Sejm zdecydował. Referendum ws. sześciolatków nie będzie. Sala: Hańba!, Wstydźcie się!
Sejm odrzucił w głosowaniu obywatelski wniosek o przeprowadzenie referendum oświatowego, w którym główną kwestią była sprawa sześciolatków. Za wnioskiem głosowało 222 posłów, przeciw 232. Nikt się nie wstrzymał.
Po głosowaniu na sali plenarnej rozległy się okrzyki: "Hańba!", "Wstydźcie się!" i "Bedziemy wam to pamiętać!".

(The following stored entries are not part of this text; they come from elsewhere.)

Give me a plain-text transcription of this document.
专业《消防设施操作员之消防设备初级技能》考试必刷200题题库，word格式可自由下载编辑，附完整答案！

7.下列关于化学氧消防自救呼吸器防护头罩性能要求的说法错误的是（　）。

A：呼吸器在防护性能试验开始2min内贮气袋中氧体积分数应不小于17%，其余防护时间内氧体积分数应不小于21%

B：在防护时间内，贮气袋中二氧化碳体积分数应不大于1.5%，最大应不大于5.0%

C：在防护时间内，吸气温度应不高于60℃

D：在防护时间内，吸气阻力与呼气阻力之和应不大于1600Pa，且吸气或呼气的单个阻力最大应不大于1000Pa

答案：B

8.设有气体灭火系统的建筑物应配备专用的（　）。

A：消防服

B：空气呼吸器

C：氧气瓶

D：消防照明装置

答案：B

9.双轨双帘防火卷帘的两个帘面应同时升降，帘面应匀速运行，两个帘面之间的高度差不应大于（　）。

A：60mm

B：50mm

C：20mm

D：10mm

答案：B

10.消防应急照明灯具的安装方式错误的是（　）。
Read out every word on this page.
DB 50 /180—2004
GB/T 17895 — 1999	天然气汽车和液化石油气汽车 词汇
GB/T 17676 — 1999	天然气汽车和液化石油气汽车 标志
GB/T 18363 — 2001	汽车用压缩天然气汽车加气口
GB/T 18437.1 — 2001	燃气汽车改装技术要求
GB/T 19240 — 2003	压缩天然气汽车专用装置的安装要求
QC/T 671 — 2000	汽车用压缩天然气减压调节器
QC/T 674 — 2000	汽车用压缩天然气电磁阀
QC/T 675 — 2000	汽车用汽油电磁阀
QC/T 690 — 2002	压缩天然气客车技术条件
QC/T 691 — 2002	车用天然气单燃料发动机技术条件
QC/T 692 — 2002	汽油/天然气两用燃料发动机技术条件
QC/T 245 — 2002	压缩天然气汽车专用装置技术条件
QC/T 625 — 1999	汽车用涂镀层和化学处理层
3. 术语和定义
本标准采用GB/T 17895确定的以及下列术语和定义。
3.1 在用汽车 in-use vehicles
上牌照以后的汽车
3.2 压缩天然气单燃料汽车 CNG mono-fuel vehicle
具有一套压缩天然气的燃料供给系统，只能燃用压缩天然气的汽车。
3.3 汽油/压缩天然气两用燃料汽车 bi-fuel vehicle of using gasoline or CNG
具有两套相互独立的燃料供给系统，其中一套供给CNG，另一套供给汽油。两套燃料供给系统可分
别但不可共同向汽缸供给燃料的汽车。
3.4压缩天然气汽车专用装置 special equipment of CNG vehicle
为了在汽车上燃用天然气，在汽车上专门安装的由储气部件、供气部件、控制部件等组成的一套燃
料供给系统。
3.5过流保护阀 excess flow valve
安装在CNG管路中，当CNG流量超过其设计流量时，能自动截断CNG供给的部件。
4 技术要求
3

Reforma oświatowa, zgodnie z którą do szkół miałyby pojść już sześcioletnie dzieci, to jeden z sztandarowych projektów ustaw rządu Donalda Tuska. Przeciwko tym zmianom protestuje część rodziców i opozycja. Za odrzuceniem wniosku o referendum głosowały niemal w całości kluby PO i PSL. Za oddaniem głosu w ręce obywateli opowiedzieli się parlamentarzyści Prawa i Sprawiedliwości, Twojego Ruchu i Sojuszu Lewicy Demokratycznej, którzy zaznaczają jednak, że są zwolennikami wcześniejszego obowiązku szkolnego. Z wprowadzonej wczoraj wieczorem dyscypliny partyjnej w PSL wyłamał się poseł Eugeniusz Kłopotek, który od dawna deklarował, że poprze wniosek o referendum. Jego partyjni koledzy zapowiadali, że jeśli tak postąpi, to będzie się musiał liczyć nawet z usunięciem z klubu. Sam poseł przed głosowaniem mówił jednak, że nie wierzy, by został usunięty. Kłopotek nie był jednak jedynym ludowcem, który zagłosował wbrew dyscyplinie. Podobnie postąpił poseł Andrzej Dąbrowski.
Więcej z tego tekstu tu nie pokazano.